In June 2011, the Plaintiff was in default on her payments under the agreement. Around this time she also filed a Chapter 13 bankruptcy. Separately, the Plaintiff filed this case against Prestige in the Circuit Court of Maryland for Calvert County alleging violations of the Maryland Consumer Protection Act and common law claims related to Defendant’s collection activities. The case was removed to the Federal District Court by Defendant Prestige. After Prestige filed unsuccessful Motions to Stay the case (based on Ms. Brooks’ bankruptcy) and to Dismiss, Prestige filed this Motion to Compel Arbitration based on a provision in the installment sale contract.

Ms. Brooks argued that the arbitration agreement was invalid as it was both procedurally and substantively unconscionable. The Court referenced that Maryland law recognizes both procedural and substantive unconscionability. “Substantive unconscionability involves those one-sided terms of a contract from which a party seeks relief ... while procedural unconscionability deals with the process of making a contract . . . procedural unconscionability looks much like fraud or duress in contract formation, and substantive unconscionability reminds us of contracts or clauses contrary to public policy or illegal.” Brooks at *4-5 (citing Carlson v. Gen. Motors Corp., 883 F.2d 287, 296 n.12 (4th Cir. 1989).

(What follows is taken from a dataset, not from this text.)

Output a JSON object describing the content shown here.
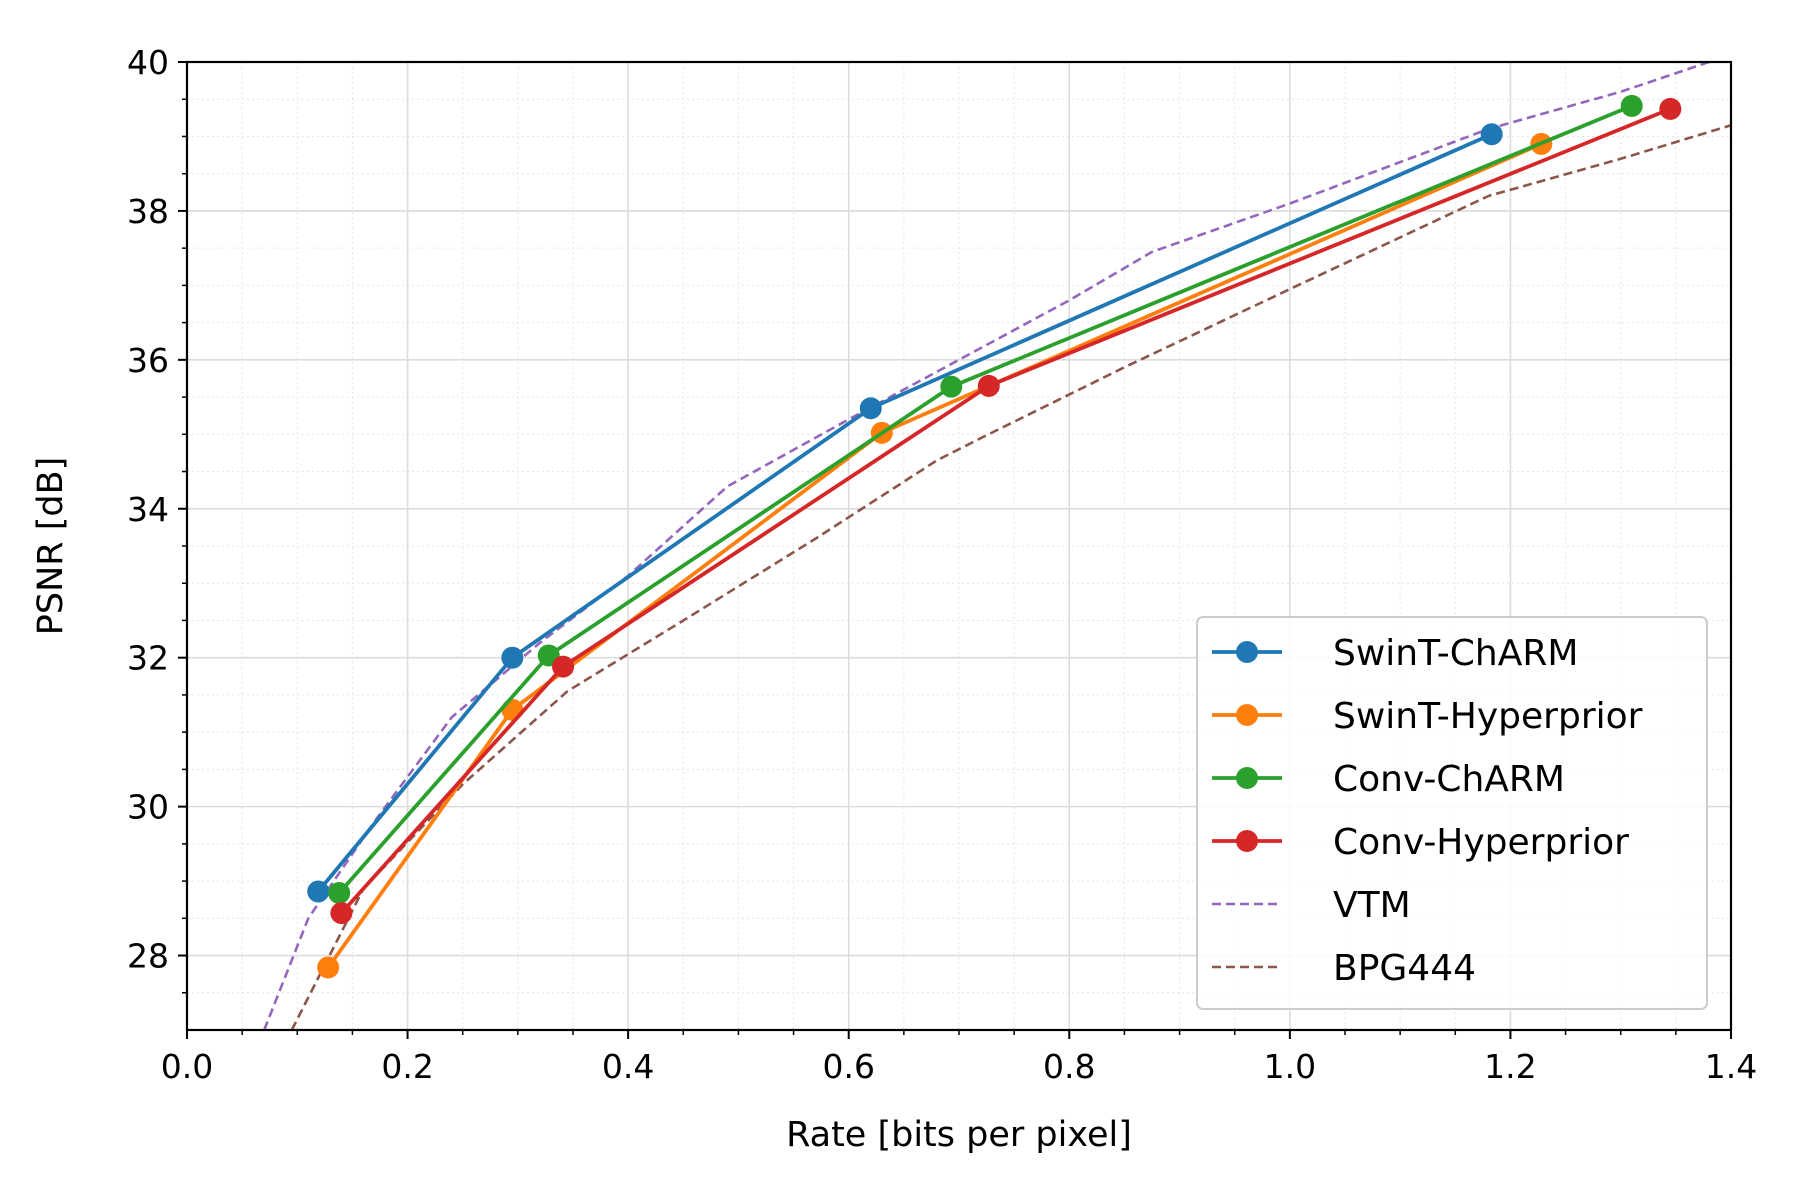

The Plaintiff argued that the arbitration agreement was procedurally unconscionable as it was a contract of adhesion which she had to sign at the time of purchase. She claimed that if she did not sign the agreement she could not have taken possession of the vehicle. Moreover, she argued the clause was hidden on the back of a second page within a form contract and not tailored to her particular situation. The Court admitted that the contract may have been one of adhesion based on it being drafted by Defendant, the take-it or leave-it nature, and the lack of equal bargaining power. However, the Court noted that a contract of adhesion is not automatically deemed to be unconscionable. The agreement was not procedurally unconscionable as the provision was not buried within the document, and Plaintiff was not rushed or forced to sign the agreement. In fact, she made no showing that she could not have negotiated the terms or that she made any effort to do so.

The Court then held that the arbitration agreement did not meet the test for substantive unconscionability. Plaintiff based this claim on the fact that arbitration involved excessive expenses she could not afford in light of her current bankruptcy. However, the Court noted that Plaintiff’s portion of the fees for use of an American Arbitration Association arbitrator would be only $375, and that attorneys’ fees and expert costs would be no more expensive than in litigation. Therefore, the Court was unpersuaded that any substantive unconscionability existed.

Finally, Plaintiff claimed that Prestige had waived its right to arbitrating the matter by removing the case and filing a dispositive motion prior to raising the arbitration issue. In these circumstances, a default or waiver occurs where “the party seeking arbitration ‘so substantially utiliz[es] the litigation machinery that to subsequently permit arbitration would prejudice the party opposing the stay.” Patten Grading & Paving, Inc. v. Skanska USA Bldg., Inc., 380 F.3d 200, 204 (4th Cir. 2004). The Court held that Prestige’s Motion to Dismiss was not on the case’s merits, but raised only the issue of standing in light of Plaintiff’s bankruptcy. Moreover, the Motion to Compel Arbitration came just two (2) weeks after the Scheduling Order was entered. The Court found the Plaintiff failed to meet the high burden for showing waiver of the contractual right to arbitration.